Beranda blog Halaman 2603

Awas Telat Sadar

0

Menarik ketika membaca sebuah postingan teman, pada suatu malam. Sembari menyandarkan diri di dipan empuk yang sedari awal memang sudah menjanjikan ku relaksasi dan sebuah mimpi indah, aku membaca postingan itu dengan seksama. Tentu permaisuri ku protes. Setelah seharian bekerja di kantor dan pulang agak larut malam, aku tak lantas mengajaknya bercengkerama. Malahan serius dengan gadget yang aku pegang. Disitu, istriku merasa aku dua-kan. Sejenak aku sapa dia dan belai kepalanya untuk mengakomodir protesnya. Lalu, mataku kembali ke segenggam benda elektronik di depanku.

Postingan berupa tulisan itu, bagiku sangat menarik dan menggelitik. Teman itu menceritakan sejarah tentang kekalahan sebuah imperium besar yang menguasai sepertiga bumi selama lebih tiga abad. Negara adidaya itu takluk hanya oleh kekuatan kecil yang sebelumnya tidak pernah diperhitungkan.

Negara Islam dibawah kekuasaan Bani Abbasiyah itu berhasil dihancurkan pada sekitar tahun 1258 oleh bangsa Mongol yang nomaden. Selain memprihatinkan, peristiwa itu juga menyisakan duka yang sangat mendalam dan persoalan kemanusiaan yang luar biasa.

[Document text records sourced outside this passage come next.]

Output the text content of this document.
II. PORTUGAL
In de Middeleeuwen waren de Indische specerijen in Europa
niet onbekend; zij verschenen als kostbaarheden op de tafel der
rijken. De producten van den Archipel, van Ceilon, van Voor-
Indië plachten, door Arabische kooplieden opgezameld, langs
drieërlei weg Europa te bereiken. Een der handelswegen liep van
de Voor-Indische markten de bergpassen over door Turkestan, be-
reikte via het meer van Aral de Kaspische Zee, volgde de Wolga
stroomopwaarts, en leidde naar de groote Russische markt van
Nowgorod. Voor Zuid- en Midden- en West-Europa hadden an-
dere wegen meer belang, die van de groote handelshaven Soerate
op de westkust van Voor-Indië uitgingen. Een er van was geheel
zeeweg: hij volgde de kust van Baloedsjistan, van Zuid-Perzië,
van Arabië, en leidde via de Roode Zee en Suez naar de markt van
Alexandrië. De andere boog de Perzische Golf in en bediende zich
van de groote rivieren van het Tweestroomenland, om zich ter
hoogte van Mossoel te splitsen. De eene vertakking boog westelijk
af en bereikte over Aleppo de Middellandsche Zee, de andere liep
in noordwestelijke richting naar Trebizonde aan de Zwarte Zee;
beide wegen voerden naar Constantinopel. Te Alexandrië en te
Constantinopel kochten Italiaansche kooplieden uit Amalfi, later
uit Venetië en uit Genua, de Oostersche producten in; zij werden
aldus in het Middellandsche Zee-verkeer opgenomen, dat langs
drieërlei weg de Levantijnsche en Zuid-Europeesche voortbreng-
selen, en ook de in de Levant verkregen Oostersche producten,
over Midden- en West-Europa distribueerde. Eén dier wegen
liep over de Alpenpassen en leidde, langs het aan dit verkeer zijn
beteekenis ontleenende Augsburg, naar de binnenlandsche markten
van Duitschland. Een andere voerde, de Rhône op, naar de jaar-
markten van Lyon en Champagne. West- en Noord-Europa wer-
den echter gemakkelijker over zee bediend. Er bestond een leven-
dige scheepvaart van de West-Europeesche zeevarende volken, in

Selama 40 hari non stop, katanya, kaum muslimin dibantai. Kota dibakar, wanita diperkosa dan dibunuh, bayi disembelih, jutaan tengkorak kaum muslimin ditumpuk menjadi bangunan pyramid. Tanah memerah dengan genangan darah. Sementara Sungai Tigris menghitam akibat tinta dan ribuan kitab di perpustakaan Bait al Hikmah dibuang ke dalamnya.
***

Yang besar dibantai yang kecil, itu memang sangat mungkin. Yang mayoritas dibantai minoritas juga bukan tidak mungkin. Hancurnya Negara Islam, seperti yang diceritakan di atas itu bisa terjadi karena memang pemimpin dan umat ketika itu menganggap remeh bangsa Mongol yang dipimpin Hulagu Khan. Mereka baru tersentak dan tersadar, ketika satu persatu wilayah Negara itu telah hancur.

Saya yakin, teman yang mempostingkan tulisan itu tidak hanya sekadar menyampaikan rasa keprihatinannya atas kondisi yang dialami sebuah Negara besar, bisa dikalahkan hanya oleh bangsa kecil yang kekuasaannya ketika itu sangat terbatas. Tetapi dia juga bermaksud mengingatkan siapa saja yang membaca postingannya agar tetap sadar. Jangan sampai terlambat baru menyadari atau seperti kata pepatah “nasi sudah menjadi bubur” dan kata seorang bijak “penyesalan itu datangnya belakangan”.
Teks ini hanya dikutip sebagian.